Monday, October 31, 2011

Human Chimpanzee comparative genomic analysis

Last week, our lab published a research article (me as a co-author on the paper) that associates phenotypic differences between human and chimpanzees with the genomic differences, especially in the "so-called" or supposedly "Junk-DNA". Interesting article and got a good media coverage from various news sites including ScienceDaily. Article is published in Mobile DNA and freely accessible. PubMed entry of the article.

Wednesday, October 19, 2011

BowTie2 (gapped aligner for RNA-Seq reads)

I always wondered why short read aligners were not increasing the length of alignable reads given the fact that sequencing technologies are pushing harder day by day to improve the read lengths. Current ultra high-througput machine is TruSeq (from Illumina) that can generate read lengths of 100X100 bp (paired).
BowTie has been traditional short read aligner since it was published in GenomeBiology in 2009 but was unable to performs gapped alignments of long reads. Recently, on October 16, 2011, new version of BowTie (BowTie2) was released that can perform gapped alignments. I haven't started using it but will soon will. Hopefully it will alleviate the slow speed problem in long read alignment such as using BLAT.
BowTie has been the core alignment tool for several popular RNA-Seq pipelines such as Trans-ABySS, TopHat etc. Does the release of new BowTie version affect those pipelines as well?
Will keep you posted if I find anything interesting related to BowTie2.
Thanks for reading.

Monday, October 10, 2011

How to tweak the BLAT code

Lately I've been working on long RNA-Seq reads (454 reads) and have been using BLAT (Blast like alignment tool) by Jim Kent in order to map sequencing reads to the reference genome. I like BLAT for this purpose particularly as it stitches alignment blocks scattered over a span (separated by putative introns mainly) and outputs them as a single "gene-oriented" alignment.
I've been trying to run the BLAT for the whole genome at once (all chromosome sequences in one file) rather than running for each chromosome.
If I run each chromosome separately, at the end of the run I'll have to merge BLAT output files from different chromosomes and sort them on the read ID as I would like to have all the possible genomic hits for each read all together in the file.

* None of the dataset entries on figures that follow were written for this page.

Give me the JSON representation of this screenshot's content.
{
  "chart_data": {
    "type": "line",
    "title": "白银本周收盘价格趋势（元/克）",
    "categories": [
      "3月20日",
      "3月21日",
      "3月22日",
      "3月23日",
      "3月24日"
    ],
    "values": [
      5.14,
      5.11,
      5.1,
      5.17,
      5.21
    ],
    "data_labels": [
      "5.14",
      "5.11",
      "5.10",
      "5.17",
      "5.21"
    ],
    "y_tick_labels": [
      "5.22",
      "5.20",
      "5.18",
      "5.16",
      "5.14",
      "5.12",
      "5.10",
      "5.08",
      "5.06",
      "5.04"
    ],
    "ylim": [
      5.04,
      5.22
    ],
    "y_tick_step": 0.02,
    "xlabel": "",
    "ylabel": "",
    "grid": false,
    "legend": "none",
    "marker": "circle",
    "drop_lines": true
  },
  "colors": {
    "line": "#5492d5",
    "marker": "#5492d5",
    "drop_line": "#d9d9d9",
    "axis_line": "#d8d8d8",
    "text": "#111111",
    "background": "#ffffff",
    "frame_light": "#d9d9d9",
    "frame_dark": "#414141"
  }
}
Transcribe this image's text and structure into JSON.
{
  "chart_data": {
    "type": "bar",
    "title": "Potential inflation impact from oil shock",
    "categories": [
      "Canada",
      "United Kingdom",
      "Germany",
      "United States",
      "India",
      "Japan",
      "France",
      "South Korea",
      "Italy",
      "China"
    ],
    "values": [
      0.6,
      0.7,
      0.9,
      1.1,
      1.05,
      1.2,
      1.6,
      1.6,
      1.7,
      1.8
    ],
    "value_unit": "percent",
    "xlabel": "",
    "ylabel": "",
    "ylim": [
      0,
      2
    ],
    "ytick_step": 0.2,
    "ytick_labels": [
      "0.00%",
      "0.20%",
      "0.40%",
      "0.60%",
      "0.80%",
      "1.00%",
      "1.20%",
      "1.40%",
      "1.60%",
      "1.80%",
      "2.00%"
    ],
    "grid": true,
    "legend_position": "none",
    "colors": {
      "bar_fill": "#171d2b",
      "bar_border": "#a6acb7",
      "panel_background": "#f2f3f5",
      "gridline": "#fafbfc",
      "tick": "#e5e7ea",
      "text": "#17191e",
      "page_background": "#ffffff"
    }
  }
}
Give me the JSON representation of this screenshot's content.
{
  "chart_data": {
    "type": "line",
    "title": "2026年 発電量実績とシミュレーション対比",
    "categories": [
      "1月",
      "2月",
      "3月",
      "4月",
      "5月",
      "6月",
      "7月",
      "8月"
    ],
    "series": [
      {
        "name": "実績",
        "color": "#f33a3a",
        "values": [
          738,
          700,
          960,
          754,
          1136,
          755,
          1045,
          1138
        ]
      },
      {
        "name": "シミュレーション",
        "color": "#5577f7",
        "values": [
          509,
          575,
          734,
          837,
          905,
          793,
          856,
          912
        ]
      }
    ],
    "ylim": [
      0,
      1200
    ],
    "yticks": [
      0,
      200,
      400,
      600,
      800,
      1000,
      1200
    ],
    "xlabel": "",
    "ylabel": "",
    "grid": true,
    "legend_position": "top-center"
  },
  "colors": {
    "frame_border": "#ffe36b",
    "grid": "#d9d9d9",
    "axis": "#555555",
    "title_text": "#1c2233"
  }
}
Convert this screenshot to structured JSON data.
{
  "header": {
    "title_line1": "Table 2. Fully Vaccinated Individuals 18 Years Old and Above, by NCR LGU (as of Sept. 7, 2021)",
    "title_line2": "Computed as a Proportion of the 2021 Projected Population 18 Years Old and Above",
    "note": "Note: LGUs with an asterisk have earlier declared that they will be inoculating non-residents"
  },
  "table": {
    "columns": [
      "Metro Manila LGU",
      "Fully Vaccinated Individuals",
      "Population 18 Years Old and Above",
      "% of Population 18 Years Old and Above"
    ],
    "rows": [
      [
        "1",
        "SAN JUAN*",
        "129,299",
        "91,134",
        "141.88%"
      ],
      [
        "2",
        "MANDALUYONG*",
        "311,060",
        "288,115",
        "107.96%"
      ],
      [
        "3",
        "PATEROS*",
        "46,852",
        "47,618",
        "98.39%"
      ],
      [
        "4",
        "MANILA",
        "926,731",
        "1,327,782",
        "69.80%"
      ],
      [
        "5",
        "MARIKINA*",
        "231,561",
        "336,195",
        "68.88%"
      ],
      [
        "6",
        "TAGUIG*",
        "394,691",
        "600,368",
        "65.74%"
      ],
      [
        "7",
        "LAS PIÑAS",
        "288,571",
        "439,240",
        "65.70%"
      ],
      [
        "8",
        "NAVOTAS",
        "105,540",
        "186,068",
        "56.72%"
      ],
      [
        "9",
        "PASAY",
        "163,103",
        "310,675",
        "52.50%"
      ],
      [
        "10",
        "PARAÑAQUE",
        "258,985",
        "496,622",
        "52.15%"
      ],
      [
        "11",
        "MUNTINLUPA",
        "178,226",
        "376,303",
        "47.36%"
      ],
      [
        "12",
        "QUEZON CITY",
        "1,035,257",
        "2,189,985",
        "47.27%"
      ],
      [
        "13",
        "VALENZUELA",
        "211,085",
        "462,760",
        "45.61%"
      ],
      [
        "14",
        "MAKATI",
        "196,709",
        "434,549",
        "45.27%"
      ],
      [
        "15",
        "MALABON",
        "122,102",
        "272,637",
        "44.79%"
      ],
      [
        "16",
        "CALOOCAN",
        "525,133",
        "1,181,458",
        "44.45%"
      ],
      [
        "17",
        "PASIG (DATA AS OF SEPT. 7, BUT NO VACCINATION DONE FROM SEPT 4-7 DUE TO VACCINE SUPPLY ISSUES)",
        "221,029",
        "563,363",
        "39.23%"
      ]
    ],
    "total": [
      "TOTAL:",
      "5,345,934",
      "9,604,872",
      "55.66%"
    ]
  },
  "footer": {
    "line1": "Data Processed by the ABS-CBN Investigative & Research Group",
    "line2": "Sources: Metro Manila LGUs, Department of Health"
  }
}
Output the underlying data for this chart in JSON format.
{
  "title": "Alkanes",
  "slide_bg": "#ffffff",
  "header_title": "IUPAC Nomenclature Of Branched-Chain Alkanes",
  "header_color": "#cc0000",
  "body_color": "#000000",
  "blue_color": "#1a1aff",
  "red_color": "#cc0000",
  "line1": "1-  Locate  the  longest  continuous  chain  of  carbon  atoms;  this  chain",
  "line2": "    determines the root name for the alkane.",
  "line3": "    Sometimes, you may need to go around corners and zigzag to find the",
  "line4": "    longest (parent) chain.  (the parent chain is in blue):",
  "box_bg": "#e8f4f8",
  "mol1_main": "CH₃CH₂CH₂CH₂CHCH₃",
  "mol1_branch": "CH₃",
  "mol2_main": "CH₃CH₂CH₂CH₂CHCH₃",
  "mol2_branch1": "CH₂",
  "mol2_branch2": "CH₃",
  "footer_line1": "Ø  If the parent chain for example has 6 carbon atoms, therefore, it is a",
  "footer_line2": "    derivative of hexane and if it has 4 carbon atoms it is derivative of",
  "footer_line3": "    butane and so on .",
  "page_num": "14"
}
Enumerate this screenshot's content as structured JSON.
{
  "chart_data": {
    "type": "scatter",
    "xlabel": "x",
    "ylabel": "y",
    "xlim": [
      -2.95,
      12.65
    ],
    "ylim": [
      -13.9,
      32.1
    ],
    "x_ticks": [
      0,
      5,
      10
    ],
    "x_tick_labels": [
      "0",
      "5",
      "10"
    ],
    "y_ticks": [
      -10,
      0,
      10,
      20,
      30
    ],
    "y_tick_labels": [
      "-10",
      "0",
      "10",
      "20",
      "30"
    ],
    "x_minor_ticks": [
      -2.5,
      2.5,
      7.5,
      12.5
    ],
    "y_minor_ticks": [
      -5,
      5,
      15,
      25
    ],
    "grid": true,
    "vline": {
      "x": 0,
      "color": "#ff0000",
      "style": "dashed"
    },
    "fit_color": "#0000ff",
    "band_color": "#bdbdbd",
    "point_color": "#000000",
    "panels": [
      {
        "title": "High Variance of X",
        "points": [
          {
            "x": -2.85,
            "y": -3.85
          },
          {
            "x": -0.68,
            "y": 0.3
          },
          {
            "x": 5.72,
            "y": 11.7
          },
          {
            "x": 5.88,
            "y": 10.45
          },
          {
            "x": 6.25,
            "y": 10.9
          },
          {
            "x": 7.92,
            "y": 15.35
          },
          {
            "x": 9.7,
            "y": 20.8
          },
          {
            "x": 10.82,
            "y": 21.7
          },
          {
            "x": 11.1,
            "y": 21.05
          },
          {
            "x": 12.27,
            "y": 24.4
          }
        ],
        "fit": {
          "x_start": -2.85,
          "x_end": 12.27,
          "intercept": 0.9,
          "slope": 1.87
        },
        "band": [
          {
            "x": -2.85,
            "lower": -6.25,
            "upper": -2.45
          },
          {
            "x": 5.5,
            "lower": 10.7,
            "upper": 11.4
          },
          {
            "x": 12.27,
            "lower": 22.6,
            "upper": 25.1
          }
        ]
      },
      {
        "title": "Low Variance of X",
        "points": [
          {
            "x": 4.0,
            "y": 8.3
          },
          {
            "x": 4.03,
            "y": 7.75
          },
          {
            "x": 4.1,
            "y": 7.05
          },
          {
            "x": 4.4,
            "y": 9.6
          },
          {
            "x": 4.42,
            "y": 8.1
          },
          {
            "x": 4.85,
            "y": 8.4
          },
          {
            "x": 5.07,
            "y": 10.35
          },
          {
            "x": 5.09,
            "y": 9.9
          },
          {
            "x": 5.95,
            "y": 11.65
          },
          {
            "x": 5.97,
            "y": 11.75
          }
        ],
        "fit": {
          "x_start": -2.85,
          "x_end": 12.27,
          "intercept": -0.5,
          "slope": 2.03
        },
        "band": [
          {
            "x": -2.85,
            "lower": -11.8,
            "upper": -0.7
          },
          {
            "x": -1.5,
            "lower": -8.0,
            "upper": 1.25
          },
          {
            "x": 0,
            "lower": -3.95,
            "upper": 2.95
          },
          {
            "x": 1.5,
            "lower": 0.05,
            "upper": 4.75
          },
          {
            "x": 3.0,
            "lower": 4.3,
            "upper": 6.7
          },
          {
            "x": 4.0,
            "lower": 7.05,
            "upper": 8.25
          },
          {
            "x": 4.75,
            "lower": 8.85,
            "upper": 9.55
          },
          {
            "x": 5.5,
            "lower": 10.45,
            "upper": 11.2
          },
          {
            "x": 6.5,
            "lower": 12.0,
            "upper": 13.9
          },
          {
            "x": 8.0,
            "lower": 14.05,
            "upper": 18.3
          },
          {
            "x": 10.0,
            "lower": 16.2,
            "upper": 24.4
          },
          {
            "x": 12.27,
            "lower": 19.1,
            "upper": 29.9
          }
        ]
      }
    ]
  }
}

Everytime I try to run BLAT like that, it fails to do that (especially for human genome) and terminates with the error "needHugeMen: Out of huge memory - request size 957189248 bytes". I I browsed through the help pages on UCSC genome website (host and support website for the BLAT program) but didn't find anything conclusive. Finally, I started to look at the source code of BLAT itself. Here is the trick/tweak to get around the memory allocation problem.

1. Download the source code of BLAT.
2. Unzip the file and enter the directory.
3. Now open the file lib/memalloc.c
4. Go to line number 76 where "static size_t maxAlloc" is defined.
5. change 128*8*1024*1024*(sizeof(size_t)/4)*(sizeof(size_t)/4) to
(128*8*1024*1024*(sizeof(size_t)/4)*(sizeof(size_t)/4))*2
6. Save and close the file.
7. Now follow the instructions given in BLAT README to compile the edited code and to create the binary files.

This will make the BLAT able to load large genomes at once.